Funded through the Glasgow City Region City Deal, which has seen the Scottish and UK Governments provide £500m each for infrastructure projects, the bridge is a key feature of the regeneration of Sighthill.
Its main span is made of Cor-Ten Steel, which the council has said will result in lower maintenance costs, and it has been designed to reflect the area’s industrial heritage and the front of the local St Martin’s Primary School campus. Children from the school helped to name the bridge.
Councillor Aitken said: “I really like it, it might not be to everyone’s taste immediately but I think it will grow on people and be something that Glaswegians come to be really proud of.”
And the council leader wants to see more action to address the M8’s impact on Glasgow.
She said: “Myself and my colleague who leads on transport, Councillor Angus Millar, have discussed this directly with the Scottish Government, with ministers and with Transport Scotland and said we need a plan for the M8.
“It’s in their gift, not ours, but it is Glasgow and Glaswegians that are impacted. Lots of cities are taking this kind of action. The city of Seoul completely removed a city centre motorway and replaced it with a canal and a park.
“We might not be able to go quite that far in Glasgow, although I would personally be in favour of it. We do still need to have those connections and people being able to move around.
“But we need to be able to do it in a way that has much, much less direct impact on the health and the quality of life of Glaswegians, particularly those that live close to the motorway.”
Additional funding for the development was provided by walking, wheeling and cycling charity Sustrans.

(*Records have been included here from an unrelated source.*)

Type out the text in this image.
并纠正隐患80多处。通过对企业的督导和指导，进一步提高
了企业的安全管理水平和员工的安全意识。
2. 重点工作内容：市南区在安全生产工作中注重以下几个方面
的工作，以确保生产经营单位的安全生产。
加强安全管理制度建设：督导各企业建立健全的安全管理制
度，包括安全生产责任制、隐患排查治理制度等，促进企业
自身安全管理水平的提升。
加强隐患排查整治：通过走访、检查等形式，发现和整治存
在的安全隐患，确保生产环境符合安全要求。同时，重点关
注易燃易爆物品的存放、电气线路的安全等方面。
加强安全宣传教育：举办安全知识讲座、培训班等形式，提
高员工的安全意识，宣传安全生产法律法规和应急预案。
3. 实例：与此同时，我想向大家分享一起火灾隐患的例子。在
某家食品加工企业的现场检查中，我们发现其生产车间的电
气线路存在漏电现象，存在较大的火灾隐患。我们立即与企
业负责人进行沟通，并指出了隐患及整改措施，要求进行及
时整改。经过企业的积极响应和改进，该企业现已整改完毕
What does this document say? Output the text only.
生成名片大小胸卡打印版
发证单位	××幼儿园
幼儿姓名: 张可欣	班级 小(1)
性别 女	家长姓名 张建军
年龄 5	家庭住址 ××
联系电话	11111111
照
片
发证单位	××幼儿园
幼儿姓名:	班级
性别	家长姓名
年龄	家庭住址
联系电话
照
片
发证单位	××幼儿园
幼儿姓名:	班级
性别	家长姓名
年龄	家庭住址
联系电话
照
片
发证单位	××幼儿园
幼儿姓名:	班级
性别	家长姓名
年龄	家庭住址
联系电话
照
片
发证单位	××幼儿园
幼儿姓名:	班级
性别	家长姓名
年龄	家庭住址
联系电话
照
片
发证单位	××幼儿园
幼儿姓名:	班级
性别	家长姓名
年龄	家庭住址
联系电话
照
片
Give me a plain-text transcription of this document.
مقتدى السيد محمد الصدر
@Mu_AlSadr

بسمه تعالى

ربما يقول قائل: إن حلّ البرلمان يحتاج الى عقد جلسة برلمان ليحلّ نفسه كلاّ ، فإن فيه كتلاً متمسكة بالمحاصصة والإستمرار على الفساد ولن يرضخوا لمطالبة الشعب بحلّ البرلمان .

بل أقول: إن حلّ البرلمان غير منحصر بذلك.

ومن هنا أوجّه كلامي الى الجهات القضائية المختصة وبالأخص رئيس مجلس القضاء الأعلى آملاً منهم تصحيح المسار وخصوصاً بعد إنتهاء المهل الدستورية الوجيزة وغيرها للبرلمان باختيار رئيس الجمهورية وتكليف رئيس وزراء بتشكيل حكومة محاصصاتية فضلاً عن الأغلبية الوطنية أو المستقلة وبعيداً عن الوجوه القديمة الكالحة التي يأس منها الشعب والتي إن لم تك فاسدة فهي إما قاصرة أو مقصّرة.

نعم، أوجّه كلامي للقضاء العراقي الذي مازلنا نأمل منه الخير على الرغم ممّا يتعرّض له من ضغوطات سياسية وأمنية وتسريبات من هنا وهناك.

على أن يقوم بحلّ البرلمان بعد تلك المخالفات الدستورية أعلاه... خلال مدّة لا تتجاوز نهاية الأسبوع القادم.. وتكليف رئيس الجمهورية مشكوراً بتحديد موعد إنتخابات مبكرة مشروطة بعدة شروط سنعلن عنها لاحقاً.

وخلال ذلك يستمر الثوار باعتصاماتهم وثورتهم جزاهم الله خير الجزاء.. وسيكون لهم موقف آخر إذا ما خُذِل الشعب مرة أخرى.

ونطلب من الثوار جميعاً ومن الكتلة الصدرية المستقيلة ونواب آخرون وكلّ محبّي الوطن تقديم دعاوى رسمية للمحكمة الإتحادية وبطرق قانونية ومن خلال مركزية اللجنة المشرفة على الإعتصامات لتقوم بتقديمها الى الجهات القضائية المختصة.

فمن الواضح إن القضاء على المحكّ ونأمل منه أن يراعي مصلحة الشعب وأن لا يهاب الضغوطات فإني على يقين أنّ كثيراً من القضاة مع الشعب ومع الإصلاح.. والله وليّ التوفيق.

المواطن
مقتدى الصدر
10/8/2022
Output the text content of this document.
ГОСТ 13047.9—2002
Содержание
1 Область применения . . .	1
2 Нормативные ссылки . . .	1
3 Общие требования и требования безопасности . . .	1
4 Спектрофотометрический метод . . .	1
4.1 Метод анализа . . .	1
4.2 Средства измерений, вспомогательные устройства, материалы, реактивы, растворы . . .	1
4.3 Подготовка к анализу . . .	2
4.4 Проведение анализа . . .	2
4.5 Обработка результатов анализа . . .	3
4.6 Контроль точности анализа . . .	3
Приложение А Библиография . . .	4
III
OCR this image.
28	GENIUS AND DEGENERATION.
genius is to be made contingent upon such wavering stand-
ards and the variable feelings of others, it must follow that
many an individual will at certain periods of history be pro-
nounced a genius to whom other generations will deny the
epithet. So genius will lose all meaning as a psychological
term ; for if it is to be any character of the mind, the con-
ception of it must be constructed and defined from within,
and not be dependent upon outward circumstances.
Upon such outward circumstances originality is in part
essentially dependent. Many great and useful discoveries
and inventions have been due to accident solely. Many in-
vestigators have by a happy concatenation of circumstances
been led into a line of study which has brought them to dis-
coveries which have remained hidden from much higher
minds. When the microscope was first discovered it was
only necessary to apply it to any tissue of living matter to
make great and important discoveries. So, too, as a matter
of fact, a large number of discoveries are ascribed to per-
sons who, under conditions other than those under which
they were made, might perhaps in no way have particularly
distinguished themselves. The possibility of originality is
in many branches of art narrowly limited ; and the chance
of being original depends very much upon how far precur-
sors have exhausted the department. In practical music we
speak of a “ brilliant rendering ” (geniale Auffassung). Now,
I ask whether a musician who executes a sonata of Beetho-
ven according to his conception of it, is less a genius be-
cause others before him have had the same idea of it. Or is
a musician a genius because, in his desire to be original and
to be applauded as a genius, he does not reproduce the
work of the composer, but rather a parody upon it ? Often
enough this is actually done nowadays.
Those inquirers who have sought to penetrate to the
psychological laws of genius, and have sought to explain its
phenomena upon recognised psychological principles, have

Karen McGregor, Scotland director and Sustrans, said the bridge is a “significant achievement” which provides people in Sighthill with a “direct link into the city centre, giving them access to employment opportunities and all the amenities.”
She added: “What we’ve now got is a direct link, people can now make a conscious decision about leaving the car at home and they can walk, wheel or cycle straight into the city centre.”
Councillor Aitken said: “Glasgow has the lowest car ownership of any city in the UK but we are a city that is completely dominated by cars, we need to reverse that.
“It’s not good for people’s health or their quality of life to be in such a car dominated city. Projects like this that put people walking and cycling and wheeling first, that’s the future and we want to see a lot more of it.”
The bridge, which weighs 1,000 tonnes and is over 74 metres across, has a landscaped approach, which includes 800 trees, 10,000 plants and a ramp of 210 metres.
Scottish Government business minister Ivan McKee, SNP, said the bridge “makes it much easier for people to get back and forward for shopping, for work.”
He added: “Promoting active travel is a very important part of the development.”